The worst level of torture happens in our own minds – mostly in the form of perceptions and lies.
I live in a state of an aching mind. The pressure behind the eyes. The mean reds. The emptiness in the pit of my gut, my heart, and my soul. And most of this ache is something I should be able to think my way out of, if I’m to embrace my own belief systems. I should be able to choose to be happier. I should be able to read something positive until I feel it. I should be able to think in truths and not get caught up in whatever lies I have allowed myself to believe that day.
But my aching mind has been here for months. Months and months and I just can’t kick it.
Eating doesn’t fix it. Working out doesn’t fix it. Reading suppresses it. Praying seems to make it worse – if only because my image of God is much like my memories of my own dad (smacking me on the head and saying, “Just don’t be stupid” as you can imagine is *so* helpful).
It’s that need to cry and not being able to. It’s the need to scream at the top of your lungs into a cavern and enjoy the echo back, but never having the opportunity to do so. It’s the need to sleep unabashedly half naked in the sunlight like I did when I was young and that being completely out of the question.

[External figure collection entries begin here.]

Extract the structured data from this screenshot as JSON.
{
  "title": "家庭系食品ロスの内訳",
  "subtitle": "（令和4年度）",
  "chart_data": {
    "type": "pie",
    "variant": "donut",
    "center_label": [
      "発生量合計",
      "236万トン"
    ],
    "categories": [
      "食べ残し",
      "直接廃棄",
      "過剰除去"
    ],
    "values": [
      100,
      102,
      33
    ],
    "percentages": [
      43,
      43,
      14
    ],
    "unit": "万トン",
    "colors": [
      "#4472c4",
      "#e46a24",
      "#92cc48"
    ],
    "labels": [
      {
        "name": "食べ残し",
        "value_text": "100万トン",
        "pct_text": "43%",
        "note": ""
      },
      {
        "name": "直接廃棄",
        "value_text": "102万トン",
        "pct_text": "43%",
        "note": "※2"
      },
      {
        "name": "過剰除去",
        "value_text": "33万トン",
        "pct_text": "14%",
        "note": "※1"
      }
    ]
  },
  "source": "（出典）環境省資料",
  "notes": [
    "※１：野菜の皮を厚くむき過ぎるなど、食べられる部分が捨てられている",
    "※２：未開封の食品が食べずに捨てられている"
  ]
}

It’s the need for something, something so generic and so specific at the same time it’s completely absurd and renders me inarticulate.
It’s a terrible want that I can’t kick. A want I’ve never had before so I don’t know how to kick it, really.
Anger is easy. I’ve learned to calm my anger. I’ve become quite an expert at completely suppressing it for someone else’s emotional well being. Frustration is not so easy, but putting frustration aside is a daily exercise when you are chronically poor and have a toddler. Wanting material things is easy to kick. Wanting a lot of things is easy to kick.
It’s easy to kick things you have similar experiences with… but how do you kick a feeling you’ve never had?
Wanting something you can’t even identify. Something so imbedded in your core it makes you physically ill. It’s torturous to see shadows and glimpses of this something, but it never comes fully to light. The ache, the want, just hiding around the bend and under a rock. Just out of reach. Just out of sight. But pulsing, and radiating, and letting you know that it’s there and that you are missing it.
In the mean time, I’ll bury myself in The Bridge of San Luis Rey, and see if I can put it off for another night.